Unlike the European Dragon and other Oriental Dragons, Chinese dragons
lay only a single egg, which they carry about, often beneath the chin,
rather than lay a clutch of eggs and incubate them in a dry place. However,
in both species the eggs are exceptionally hard and stone like and may
require many months to hatch. The egg in its early stages is usually white
and resembles a pearl, but late in incubation it changes to a golden, or
even a reddish-gold, hue.
It took fifteen hundred years to become a full-grown lung, another five
hundred to grow horns, and a thousand more to develop wings.
Fortunately, since the maturation process takes such a long time, Eastern
Dragons mate frequently. The female usually gives birth to nine at a time.
Each baby differs. The first sounds like a bell, the second like a harp,
the third is always thirsty, the fourth loves to climb, the fifth is a
fighter, number six is a scholar, the seventh has keen hearing, the eighth
just sits around, and the ninth is a weight lifter.
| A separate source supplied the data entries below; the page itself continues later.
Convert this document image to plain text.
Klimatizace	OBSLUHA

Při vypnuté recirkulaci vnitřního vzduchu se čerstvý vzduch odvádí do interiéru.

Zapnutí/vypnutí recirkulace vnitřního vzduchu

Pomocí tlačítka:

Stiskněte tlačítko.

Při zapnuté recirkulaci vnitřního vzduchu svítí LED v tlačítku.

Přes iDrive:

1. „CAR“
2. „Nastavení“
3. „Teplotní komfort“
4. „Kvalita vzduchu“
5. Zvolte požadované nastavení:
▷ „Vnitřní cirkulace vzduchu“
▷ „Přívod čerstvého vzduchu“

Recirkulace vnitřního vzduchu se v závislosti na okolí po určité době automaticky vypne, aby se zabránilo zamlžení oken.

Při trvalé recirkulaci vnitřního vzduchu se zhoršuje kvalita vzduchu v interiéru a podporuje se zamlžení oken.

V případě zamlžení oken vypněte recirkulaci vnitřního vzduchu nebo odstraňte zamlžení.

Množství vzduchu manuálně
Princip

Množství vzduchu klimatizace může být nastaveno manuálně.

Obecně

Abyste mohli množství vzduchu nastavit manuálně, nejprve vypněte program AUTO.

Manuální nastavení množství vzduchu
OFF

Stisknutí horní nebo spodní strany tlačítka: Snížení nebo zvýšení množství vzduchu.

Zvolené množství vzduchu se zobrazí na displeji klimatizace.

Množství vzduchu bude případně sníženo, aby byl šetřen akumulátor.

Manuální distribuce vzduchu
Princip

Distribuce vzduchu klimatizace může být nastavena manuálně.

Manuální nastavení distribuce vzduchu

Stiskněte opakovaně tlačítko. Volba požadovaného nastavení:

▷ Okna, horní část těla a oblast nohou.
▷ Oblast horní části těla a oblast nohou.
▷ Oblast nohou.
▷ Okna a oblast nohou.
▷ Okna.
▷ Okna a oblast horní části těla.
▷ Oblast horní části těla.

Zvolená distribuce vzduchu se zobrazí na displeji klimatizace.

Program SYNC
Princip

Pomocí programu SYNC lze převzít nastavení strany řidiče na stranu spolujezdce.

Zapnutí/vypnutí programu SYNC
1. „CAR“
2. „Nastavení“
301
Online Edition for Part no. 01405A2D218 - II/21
Images of these nine dragons decorate various objects, for example, the
weight lifter is carved on the bottom of monuments; the fighter, on sword
handles; the thirsty one is painted on drinking cups, and the scholar-dragon
is printed on textbooks. Some dragons lay eggs near mountain streams, and
then desert them. The hen-sized eggs look like beautiful stones. The eggs
hatch when lightning flashes in the sky.